Green where George Best first honed his skills becomes Northern Ireland 'peace pitch'
The Belfast green where George Best first kicked a football has officially become Northern Ireland's first peace pitch, after being twinned with the site of the First World War's famous Christmas truce game.
In a ceremony at the site yesterday, Cregagh Green in east Belfast was officially twinned with Flanders Peace Field in Belgium, site of the 1914 Christmas truce, when Allied troops and German forces came together to play football during a pause in the fighting.
A cross-community football match between Cregagh, St Bernard's and Lisnasharragh Primary Schools was held to launch the Peace Field Project (PFP), which commemorates the centenary of the end of the First World War.

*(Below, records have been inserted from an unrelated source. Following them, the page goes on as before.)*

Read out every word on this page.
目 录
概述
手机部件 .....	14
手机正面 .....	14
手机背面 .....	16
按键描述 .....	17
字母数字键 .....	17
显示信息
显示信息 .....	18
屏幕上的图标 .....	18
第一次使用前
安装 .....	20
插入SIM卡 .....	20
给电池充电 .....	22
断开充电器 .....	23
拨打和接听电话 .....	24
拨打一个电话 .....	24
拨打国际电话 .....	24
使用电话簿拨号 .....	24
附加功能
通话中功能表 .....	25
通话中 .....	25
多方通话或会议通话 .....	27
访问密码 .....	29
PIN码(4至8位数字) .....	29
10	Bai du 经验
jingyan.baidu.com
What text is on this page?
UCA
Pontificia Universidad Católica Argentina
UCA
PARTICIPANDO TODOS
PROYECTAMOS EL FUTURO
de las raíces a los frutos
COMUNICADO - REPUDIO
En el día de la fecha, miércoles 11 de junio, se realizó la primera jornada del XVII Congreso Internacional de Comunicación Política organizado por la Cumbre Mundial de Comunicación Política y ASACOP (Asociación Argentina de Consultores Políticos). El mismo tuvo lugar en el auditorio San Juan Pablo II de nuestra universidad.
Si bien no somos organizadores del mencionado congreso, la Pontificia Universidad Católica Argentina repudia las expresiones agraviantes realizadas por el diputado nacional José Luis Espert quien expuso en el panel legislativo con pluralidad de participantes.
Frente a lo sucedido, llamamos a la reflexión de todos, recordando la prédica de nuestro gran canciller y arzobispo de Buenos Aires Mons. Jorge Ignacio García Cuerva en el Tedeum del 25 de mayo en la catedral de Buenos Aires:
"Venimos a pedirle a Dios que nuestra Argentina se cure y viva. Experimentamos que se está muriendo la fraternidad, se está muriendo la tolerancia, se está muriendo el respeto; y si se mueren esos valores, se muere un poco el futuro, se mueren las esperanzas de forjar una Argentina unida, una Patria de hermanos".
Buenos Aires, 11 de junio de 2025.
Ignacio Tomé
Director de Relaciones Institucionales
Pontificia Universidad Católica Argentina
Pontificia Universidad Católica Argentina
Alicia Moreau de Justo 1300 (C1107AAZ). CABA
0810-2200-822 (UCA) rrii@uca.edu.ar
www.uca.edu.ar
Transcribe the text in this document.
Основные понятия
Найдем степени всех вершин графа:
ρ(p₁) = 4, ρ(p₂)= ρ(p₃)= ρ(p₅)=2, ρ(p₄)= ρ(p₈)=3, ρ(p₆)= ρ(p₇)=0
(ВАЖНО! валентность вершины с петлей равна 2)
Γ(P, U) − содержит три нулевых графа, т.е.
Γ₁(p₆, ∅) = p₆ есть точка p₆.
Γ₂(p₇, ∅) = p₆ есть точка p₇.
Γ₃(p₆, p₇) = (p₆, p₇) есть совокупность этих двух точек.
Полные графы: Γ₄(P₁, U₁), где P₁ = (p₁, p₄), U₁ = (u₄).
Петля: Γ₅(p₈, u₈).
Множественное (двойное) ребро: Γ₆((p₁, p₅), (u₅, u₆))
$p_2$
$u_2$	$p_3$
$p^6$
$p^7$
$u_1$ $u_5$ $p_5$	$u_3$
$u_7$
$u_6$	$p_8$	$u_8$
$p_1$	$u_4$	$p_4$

Designated a Field in Trust, Cregagh Green is just a stone's throw from the family home of George Best (right).
During the twinning ceremony, the pitch was blessed, and the Royal British Legion played The Last Post. A minute's silence was also observed.
The initiative was organised by the National Children's Football Alliance (NCFA).
NCFA CEO Ernie Brennan said: "We are very proud to work with Cregagh Community Association and Belfast City Council, who have been incredibly positive about the peace pitch and the Peace Field Project.
"We all know that this particular green harvested one of the world's greatest footballers.
"Football brings communities together. It is a really proud event to see that this is the first peace pitch in Northern Ireland, and it will lead the way in peace tournaments on every International Day of Peace."
Secretary of Cregagh Community Association Marlene Dodds said she was "honoured" to have been made an ambassador for the peace pitch during the ceremony. "I'm very proud and it's very poignant that these kids are playing on George Best's pitch," she said. "A peace pitch is about coming together, and sport brings people together.
"In September, 20 young people aged 14 to 16 years old will go to Belgium to take part in the Global Peace Games in Flanders Peace Field, where they had the Christmas truce.
"A duplicate plaque to the one which will be displayed here will also be put up in Flanders."
Chair of Belfast City Council's People and Communities Committee, Alderman Tommy Sandford, said it was a "very poignant day".
"It's long been acknowledged that sport can be a uniting factor and it's the same today as it was 100 years ago," he said.
Lisnasharragh pupil Rhian Weatherup (11) said she was "really excited" to be taking part. "It's a great way to make friends," she said.
"I would love to be able to play like George Best. What he did was amazing, coming from this community to become one of the best players in the world."